The same can be said for Patrick Stewart, who is absolutely heartbreaking as an aging Charles Xavier. Stewart is never a slouch in the acting department, but here he essentially has to play three roles, and he does them all wonderfully. Like Jackman, there’s weariness in Stewart’s performance, and when Xavier is able to remember his history and past deeds long enough, it leads to a pretty shocking revelation if you pay close enough attention to it.
Logan also introduces Dafne Keen to the world as Laura, the young girl that Logan and Charles have to protect and get to safety. Typically the idea of a child actor taking on a major role like this would fill some people with dread, but Keen is a revelation. She’s able to do more with simple movements and eye contact than most major movie stars, and if this movie doesn’t kick start her as the go to child actor for Hollywood, then there’s something wrong with the world. Whether it involved stabbing people in the face or simply walking through a store picking up random items, Keen delivers. She’s a tremendous talent that pulls off her role effortlessly.
One of the interesting things about Logan is the fact that it portrays a world where the X-Men were well-known heroes, with comic books, toys, and all sorts of other merchandise. This idea could have gone into eye-rollingly Meta territory, but it’s used in a way that helps frame the story of Logan’s relationship to Laura. There’s a whole generation of people (including Laura) who believe that Logan is a hero, the hero called “Wolverine”. Despite what he tells them, they still believe he will do the right thing. It presents an interesting area for Logan to be in, as he has to confront a legacy that he doesn’t believe is earned. But this leads to one of the most heart breaking scenes in a comic book movie, and it’s one that I’m not ashamed to say lead to me feeling pretty emotional by the time the end credits rolled.
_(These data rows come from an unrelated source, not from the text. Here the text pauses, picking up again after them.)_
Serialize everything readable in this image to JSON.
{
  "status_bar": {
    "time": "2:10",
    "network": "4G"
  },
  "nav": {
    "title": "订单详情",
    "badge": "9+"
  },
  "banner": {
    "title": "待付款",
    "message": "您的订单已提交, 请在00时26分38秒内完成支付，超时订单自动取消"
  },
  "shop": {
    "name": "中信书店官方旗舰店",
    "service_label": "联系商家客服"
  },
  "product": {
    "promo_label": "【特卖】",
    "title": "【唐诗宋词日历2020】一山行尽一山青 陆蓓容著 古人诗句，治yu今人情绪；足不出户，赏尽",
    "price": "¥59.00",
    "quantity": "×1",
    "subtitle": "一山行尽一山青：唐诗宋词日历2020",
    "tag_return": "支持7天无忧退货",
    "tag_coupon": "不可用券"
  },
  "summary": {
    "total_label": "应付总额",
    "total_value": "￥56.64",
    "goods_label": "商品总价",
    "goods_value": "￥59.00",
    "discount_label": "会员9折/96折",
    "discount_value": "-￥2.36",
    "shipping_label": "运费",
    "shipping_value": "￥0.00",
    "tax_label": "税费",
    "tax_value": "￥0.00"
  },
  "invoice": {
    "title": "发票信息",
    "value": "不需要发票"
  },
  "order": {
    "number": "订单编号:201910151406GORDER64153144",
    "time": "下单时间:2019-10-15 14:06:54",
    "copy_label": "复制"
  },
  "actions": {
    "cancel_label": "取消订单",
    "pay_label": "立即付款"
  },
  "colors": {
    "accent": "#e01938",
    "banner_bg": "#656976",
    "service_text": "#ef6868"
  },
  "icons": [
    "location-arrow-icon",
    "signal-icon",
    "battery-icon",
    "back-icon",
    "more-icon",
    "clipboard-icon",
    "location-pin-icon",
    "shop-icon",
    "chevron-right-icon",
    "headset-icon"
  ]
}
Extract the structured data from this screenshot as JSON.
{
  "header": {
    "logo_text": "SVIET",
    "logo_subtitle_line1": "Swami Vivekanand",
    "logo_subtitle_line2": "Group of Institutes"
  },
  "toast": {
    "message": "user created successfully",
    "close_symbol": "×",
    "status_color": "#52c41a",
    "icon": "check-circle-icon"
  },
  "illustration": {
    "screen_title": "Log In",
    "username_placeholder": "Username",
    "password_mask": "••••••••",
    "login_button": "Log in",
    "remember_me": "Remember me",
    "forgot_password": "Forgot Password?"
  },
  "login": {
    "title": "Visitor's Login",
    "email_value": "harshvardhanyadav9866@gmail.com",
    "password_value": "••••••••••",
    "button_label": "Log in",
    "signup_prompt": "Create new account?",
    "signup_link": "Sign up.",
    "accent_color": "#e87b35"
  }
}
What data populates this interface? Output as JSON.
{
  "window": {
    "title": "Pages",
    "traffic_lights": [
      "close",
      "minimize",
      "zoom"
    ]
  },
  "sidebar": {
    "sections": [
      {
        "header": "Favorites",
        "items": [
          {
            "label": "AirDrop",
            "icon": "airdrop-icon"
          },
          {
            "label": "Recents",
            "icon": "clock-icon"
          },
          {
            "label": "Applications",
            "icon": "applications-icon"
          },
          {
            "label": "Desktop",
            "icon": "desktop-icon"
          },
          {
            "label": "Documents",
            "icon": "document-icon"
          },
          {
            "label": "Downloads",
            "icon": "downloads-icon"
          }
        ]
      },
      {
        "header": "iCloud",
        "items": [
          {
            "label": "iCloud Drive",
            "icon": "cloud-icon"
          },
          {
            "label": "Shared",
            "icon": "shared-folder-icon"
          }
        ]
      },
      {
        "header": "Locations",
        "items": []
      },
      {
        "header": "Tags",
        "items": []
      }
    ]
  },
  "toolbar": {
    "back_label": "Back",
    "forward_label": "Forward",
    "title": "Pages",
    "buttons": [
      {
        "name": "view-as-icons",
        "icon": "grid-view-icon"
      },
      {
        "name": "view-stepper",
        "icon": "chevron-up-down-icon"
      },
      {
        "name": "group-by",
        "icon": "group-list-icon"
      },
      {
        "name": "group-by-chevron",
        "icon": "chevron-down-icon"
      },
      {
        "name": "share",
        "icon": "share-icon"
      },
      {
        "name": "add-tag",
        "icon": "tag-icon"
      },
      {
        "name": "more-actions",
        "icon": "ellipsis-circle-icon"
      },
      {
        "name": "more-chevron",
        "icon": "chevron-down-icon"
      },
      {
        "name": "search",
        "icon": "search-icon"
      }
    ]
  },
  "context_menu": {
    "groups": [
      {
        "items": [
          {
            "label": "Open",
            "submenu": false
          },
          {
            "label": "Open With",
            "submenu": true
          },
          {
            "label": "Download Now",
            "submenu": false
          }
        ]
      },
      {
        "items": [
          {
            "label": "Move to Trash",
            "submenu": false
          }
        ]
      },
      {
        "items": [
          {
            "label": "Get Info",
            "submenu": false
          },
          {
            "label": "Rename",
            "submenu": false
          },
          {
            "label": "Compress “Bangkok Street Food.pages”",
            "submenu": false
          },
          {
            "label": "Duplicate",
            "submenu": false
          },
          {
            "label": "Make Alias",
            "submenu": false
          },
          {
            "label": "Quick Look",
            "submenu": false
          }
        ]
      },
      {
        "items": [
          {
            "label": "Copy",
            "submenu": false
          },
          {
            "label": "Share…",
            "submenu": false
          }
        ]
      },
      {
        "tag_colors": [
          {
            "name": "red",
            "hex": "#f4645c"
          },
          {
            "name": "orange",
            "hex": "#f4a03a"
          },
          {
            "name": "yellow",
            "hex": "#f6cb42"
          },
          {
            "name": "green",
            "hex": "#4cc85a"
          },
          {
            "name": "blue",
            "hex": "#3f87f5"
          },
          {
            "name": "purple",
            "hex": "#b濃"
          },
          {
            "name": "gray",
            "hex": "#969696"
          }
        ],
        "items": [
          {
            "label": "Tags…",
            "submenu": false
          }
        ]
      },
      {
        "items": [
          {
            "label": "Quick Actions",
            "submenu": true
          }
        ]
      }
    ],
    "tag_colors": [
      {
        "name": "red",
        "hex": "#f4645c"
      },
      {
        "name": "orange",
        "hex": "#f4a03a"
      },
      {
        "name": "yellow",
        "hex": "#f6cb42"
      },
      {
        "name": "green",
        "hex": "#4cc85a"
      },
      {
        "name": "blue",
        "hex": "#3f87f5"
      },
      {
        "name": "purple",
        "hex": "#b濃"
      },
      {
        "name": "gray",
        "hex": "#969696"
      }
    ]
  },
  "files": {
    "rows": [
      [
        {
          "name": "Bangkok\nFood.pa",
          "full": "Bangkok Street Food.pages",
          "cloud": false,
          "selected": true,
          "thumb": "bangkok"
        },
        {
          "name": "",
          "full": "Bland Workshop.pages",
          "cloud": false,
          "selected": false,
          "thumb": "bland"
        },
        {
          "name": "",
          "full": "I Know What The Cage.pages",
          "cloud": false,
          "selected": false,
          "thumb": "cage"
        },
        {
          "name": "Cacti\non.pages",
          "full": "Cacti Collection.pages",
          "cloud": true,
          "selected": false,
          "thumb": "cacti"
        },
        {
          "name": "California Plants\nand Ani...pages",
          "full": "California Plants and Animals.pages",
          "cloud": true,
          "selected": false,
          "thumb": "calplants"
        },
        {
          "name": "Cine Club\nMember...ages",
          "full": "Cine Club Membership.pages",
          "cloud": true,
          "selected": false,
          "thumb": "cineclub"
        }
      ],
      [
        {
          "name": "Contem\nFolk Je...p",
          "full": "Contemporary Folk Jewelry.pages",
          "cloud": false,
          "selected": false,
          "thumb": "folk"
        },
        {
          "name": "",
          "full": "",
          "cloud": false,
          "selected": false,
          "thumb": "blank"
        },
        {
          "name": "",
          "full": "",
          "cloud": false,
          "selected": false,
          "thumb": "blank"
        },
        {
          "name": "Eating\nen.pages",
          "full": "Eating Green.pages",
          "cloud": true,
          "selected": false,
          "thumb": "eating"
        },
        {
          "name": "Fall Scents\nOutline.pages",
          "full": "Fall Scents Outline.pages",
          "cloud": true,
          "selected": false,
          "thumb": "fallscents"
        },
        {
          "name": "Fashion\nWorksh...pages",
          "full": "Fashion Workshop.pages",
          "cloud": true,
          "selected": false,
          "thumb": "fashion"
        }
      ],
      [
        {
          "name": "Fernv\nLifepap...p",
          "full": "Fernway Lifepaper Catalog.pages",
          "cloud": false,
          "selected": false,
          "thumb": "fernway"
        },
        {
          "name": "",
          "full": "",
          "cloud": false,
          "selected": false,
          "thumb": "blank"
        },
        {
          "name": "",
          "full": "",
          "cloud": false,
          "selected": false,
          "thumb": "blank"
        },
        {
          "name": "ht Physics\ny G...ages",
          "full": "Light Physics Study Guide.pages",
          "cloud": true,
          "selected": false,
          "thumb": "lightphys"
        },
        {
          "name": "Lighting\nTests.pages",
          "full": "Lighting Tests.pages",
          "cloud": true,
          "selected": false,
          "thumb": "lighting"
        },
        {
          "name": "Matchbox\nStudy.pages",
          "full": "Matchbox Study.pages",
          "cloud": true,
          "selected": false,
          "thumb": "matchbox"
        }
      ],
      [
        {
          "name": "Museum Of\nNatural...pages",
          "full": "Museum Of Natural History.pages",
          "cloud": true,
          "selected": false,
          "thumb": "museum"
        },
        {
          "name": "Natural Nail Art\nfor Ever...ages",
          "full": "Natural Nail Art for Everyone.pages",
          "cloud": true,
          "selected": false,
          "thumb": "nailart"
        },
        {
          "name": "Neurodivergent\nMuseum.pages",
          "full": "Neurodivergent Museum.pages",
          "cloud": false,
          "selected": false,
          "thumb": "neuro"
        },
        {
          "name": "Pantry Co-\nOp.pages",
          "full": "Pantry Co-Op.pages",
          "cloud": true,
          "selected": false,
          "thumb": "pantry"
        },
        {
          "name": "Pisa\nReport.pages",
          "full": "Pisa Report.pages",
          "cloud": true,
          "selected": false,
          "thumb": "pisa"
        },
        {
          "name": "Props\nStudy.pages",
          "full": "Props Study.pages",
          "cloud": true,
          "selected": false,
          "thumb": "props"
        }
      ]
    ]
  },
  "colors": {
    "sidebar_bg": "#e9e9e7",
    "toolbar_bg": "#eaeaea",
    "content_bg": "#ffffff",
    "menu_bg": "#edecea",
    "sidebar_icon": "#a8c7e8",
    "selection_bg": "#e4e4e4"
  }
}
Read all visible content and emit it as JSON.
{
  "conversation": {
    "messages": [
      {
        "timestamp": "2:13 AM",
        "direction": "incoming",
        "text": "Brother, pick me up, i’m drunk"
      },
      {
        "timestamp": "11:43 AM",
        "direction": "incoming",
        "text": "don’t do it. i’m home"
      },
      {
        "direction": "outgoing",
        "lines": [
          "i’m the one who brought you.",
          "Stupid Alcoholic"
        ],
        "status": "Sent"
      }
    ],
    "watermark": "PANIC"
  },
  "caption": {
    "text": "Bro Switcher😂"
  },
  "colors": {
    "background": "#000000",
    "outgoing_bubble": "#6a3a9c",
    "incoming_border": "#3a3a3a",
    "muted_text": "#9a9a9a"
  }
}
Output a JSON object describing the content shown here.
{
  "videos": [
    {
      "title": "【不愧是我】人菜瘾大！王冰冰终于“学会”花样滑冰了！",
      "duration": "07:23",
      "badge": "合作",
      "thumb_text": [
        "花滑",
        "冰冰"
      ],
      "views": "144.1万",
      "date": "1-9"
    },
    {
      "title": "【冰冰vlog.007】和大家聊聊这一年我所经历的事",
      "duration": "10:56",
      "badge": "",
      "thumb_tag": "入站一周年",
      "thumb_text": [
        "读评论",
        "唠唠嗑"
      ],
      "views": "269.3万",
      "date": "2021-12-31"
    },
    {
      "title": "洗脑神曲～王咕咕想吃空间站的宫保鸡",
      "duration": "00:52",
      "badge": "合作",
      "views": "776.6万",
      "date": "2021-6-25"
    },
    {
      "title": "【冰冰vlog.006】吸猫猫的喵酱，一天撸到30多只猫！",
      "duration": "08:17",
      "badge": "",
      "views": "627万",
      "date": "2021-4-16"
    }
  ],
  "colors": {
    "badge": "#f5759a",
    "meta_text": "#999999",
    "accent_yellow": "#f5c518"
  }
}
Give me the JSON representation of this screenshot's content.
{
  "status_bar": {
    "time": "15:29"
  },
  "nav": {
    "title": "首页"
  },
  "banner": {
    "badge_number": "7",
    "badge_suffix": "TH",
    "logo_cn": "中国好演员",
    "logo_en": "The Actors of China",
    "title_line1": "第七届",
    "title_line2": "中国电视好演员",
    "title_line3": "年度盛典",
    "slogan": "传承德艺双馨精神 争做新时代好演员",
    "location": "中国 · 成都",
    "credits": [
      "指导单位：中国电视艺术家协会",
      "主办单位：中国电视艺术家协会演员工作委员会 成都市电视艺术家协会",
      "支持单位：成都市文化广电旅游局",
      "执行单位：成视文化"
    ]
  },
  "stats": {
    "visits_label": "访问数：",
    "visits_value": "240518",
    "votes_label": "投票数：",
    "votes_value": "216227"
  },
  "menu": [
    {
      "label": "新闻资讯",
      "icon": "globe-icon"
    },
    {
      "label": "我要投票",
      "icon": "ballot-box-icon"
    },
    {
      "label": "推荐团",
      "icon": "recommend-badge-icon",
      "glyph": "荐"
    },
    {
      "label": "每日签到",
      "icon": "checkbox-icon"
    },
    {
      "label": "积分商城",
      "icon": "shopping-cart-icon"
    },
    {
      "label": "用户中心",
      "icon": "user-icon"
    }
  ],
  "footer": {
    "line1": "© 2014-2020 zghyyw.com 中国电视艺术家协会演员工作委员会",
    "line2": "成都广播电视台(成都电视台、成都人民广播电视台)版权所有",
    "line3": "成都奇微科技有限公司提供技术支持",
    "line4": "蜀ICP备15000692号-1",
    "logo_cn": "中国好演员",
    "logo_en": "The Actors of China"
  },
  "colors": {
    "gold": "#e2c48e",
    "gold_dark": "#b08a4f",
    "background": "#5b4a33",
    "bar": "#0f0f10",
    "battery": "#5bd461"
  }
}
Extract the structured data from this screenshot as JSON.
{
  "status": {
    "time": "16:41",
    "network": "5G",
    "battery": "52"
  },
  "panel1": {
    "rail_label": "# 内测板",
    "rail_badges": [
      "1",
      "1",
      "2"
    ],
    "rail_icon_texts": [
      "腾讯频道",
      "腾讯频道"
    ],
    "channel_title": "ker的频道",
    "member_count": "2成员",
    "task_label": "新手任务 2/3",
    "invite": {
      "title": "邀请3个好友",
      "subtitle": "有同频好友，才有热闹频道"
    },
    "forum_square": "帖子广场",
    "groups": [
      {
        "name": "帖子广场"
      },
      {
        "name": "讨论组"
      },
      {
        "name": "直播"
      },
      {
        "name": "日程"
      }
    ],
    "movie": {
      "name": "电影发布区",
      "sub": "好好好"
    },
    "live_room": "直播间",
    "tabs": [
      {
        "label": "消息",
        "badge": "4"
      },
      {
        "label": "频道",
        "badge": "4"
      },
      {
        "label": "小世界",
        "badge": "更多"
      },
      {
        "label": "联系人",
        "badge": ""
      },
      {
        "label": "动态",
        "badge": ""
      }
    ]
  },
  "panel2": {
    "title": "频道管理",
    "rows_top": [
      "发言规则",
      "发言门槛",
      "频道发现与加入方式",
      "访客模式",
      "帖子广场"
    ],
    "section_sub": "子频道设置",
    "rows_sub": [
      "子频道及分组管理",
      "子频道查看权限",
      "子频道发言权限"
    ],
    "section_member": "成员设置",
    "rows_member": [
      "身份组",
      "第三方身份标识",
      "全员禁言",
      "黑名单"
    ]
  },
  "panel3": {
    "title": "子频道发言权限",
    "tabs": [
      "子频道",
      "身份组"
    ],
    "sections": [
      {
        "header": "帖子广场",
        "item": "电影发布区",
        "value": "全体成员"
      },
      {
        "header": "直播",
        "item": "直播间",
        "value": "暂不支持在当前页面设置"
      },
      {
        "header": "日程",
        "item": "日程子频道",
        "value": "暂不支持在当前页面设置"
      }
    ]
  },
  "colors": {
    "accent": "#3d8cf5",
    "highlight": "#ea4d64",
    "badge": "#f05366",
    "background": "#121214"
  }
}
It’s not just the Meta use of the comics that helps flesh out Logan though, the call backs to previous films in the franchise’s history actually help the movie achieve the emotional moments they aim for. Simply put, you couldn’t have made this movie any other time than right now. Logan benefits from the time both Jackman and Stewart have put into their characters, and it strengthens the franchise as a whole. We all know there are some real stinkers when it comes to Fox’s X-Men movies, and we don’t need to bring them up here, but Logan is able to make callbacks to some of the dumbest moments in the franchise and somehow make them work here (especially one that I absolutely hate from Origins).
Based on the strength of Deadpool, the TV series Legion, and now Logan, I really think Fox might be better off just letting talented people run wild with the X-Men franchise instead of trying to compete with Marvel and WB. With Logan, director James Mangold has taken a character and an idea and completely made it his own. Prior to seeing it for myself, I heard a lot of people compare Logan to Unforgiven, and those comparisons are exactly true. Mangold filmed the movie to look like a modern day western, with brutal violence, a hero with a dodgy past, and even a thrilling chase scene that involves a moving train. But at the same time, Mangold was able to make this comic book movie feel completely different from the others. Logan is a perfect example of the strengths of this genre, and deserves to be recognized as one of the best comic book films of all time. It’s the movie Hugh Jackman, and the fans, finally deserved.